Dopo aver cancellato le storie precedenti, spero di poter portare a termine almeno questa. Senza rendermi conto troppo tardi che è una schifezza.




Aeroporto di New York, Settembre 2024 – Dave Karofsky ha 30 anni

Era una domenica pomeriggio di settembre sotto il cielo di New York.
Un uomo scese da un taxi, prese una borsa dal bagagliaio e si chinò sul finestrino per passare al guidatore il suo compenso; poi girò su stesso e si avviò verso l’edificio di vetro e acciaio di fronte a lui.
Quell’uomo era David Karofsky, e gli anni passati erano stati buoni con lui.
Il suo fisico era maturato insieme a lui, lasciandosi indietro la goffaggine dei suoi anni al liceo. Faceva l’avvocato a Cleveland, Ohio.
Si diresse meccanicamente al check-in per prendere il volo per tornarsene a casa.
”Dove sei diretto, straniero?”
Stupito di sentire quella voce così familiare, si girò di scatto.
Due occhi azzurri lo stavano guardando carichi di tenerezza e qualcosa che Dave sperava di aver interpretato nel modo giusto.
”Quand’è stata l’ultima volta che ti ho baciato?”, chiese lui
”Direi un’ora fa”
”Quasi un’eternità”, mormorò lui, stringendolo a sé.
Quel ragazzo era Kurt, l’uomo della sua vita. Lo conosceva ormai da quindici anni e doveva a lui il meglio di sé: era stato lui a spingerlo fuori da quel guscio in cui si nascondeva, lui ad indurlo a frequentare legge, ad aprirsi con gli altri.
Era folle che Kurt fosse venuto a salutarlo con il rischio di arrivare tardi a lavoro.
Il fatto era che la loro era una storia complicata. Lui viveva a Cleveland, Kurt a New York. Complici anche orari di lavoro che non coincidevano mai.
Certo, avrebbero potuto decidere di convivere, ormai, ma nessuno dei due era ancora riuscito a dire di no al proprio lavoro.
Dopo lunghi studi di legge, Dave era riuscito ad aprire la propria società di avvocati a Cleveland. Kurt, invece, era una promettente star di Broadway, cosa che aveva sempre sognato fin da piccolo, e non sarebbe stato certo Dave a portargli via quel lavoro di cui andava tanto fiero.
I due giovani avevano quindi una vita piena dove non c’era spazio per la noia. Ma lo stare separati stava complicando sempre di più il loro rapporto.
“Lascia che ti accompagni a prendere il tuo volo”, disse Kurt.
Dave annuì. Poi, dato che lo conosceva bene, chiese: “Volevi dirmi qualcosa prima di partire?”
”Sì”, rispose lui prendendolo per mano
Ma mentre si avviavano verso l’imbarco non fece altro che parlare di lavoro.
”Kurt…”
”Sì?”
”Dove vuoi andare a parare, esattamente?”
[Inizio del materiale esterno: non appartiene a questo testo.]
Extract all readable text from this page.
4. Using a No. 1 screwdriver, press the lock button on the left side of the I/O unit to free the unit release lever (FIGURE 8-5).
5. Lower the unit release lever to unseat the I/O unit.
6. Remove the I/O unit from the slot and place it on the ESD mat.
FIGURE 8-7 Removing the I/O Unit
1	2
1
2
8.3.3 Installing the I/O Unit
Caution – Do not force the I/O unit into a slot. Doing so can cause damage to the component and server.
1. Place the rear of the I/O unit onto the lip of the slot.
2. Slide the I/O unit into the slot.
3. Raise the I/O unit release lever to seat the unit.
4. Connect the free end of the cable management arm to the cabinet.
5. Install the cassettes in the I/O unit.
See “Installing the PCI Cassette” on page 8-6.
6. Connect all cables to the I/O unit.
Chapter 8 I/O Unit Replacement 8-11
”Vorrei che adottassimo un figlio, Dave”
”Così, su due piedi? Ne vuoi rubare uno all’aeroporto?”
Questa era l’unica cosa che Dave era riuscito a dire: una battuta per mascherare la sorpresa. Kurt però non sembrava aver voglia di ridere.
”Non sto scherzando, Dave, e ti prego di rifletterci seriamente”, riprese lui, lasciando la sua mano e dirigendosi verso l’uscita del terminal.
A Dave non piaque il senso di gelo che di colpo aveva pervaso la sua mano una volta che Kurt l’ebbe lasciata.
“Aspetta, Kurt”, fece lui – nel vano tentativo di trattenerlo.
”Questo è l’ultimo avviso per il signor David Karofsky, passeggero del volo 206 con destinazione…”
Stava per salire a bordo, quando si girò per rivolgere un ultimo saluto a Kurt.
Il sole di settembre inondava la sala partenze, Dave agitò la mano, ma il suo grande amore era già scomparso.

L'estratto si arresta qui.